How much is the government making from energy costs?

How much is the government making from energy costs?

Author
Discussion

gareth h

Original Poster:

3,705 posts

236 months

Thursday 28th July 2022
quotequote all
With the announced rise in profit from energy suppliers, and increased household energy and fuel costs how much better off is the government?
Even without windfall tax, corporation tax is still due on increased profit, VAT on household energy which has more than doubled, and VAT on petrol.
I’m surprised that the new prime minister hustings haven’t addressed this area.

Crafty_

13,446 posts

206 months

Thursday 28th July 2022
quotequote all
Not enough to be paying back what Sunak splurged since 2020...

J4CKO

42,566 posts

206 months

Thursday 28th July 2022
quotequote all
gareth h said:
With the announced rise in profit from energy suppliers, and increased household energy and fuel costs how much better off is the government?
Even without windfall tax, corporation tax is still due on increased profit, VAT on household energy which has more than doubled, and VAT on petrol.
I’m surprised that the new prime minister hustings haven’t addressed this area.
Its the government, they dont keep it, it gets spent, not always well but despite impressions and the general sentiment tax isnt the government being mean, we want services, we have to pay for it.

They arent sat on massive piles of our cash, its just goes like urinating into the wind.

Chris Type R

8,129 posts

255 months

Thursday 28th July 2022
quotequote all
A large chunk of the gain is no doubt being swallowed up by interest repayments on borrowing.

Condi

17,809 posts

177 months

Thursday 28th July 2022
quotequote all
Chris Type R said:
A large chunk of the gain is no doubt being swallowed up by interest repayments on borrowing.
£19bn in June and forecast to be £87bn across the year 2023. That is interest payments, not paying down any actual borrowing.

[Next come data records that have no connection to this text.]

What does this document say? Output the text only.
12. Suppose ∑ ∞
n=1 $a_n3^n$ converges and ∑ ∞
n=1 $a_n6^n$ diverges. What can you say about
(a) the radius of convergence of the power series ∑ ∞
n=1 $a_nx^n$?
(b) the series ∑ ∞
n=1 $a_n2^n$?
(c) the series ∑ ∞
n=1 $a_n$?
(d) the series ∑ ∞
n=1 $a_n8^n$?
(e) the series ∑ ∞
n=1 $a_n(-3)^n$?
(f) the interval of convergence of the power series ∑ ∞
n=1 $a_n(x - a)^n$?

By comparison the NHS costs £136bn, and so we are spending about 65% of the annual NHS budget on borrowing interest. Or, to put it another way, more than the entire defense, police, fire brigade, prison and court service budgets combined.

98elise

27,910 posts

167 months

Thursday 28th July 2022
quotequote all
J4CKO said:
gareth h said:
With the announced rise in profit from energy suppliers, and increased household energy and fuel costs how much better off is the government?
Even without windfall tax, corporation tax is still due on increased profit, VAT on household energy which has more than doubled, and VAT on petrol.
I’m surprised that the new prime minister hustings haven’t addressed this area.
Its the government, they dont keep it, it gets spent, not always well but despite impressions and the general sentiment tax isnt the government being mean, we want services, we have to pay for it.

They arent sat on massive piles of our cash, its just goes like urinating into the wind.
This. The government has no pile of money. It only has tax income but it's not enough pay for the stuff everyone wants. Every year it borrows more money to pay for stuff it can't afford.

In addition it has to pay interest on all the money borrowed previously and had no means to pay back.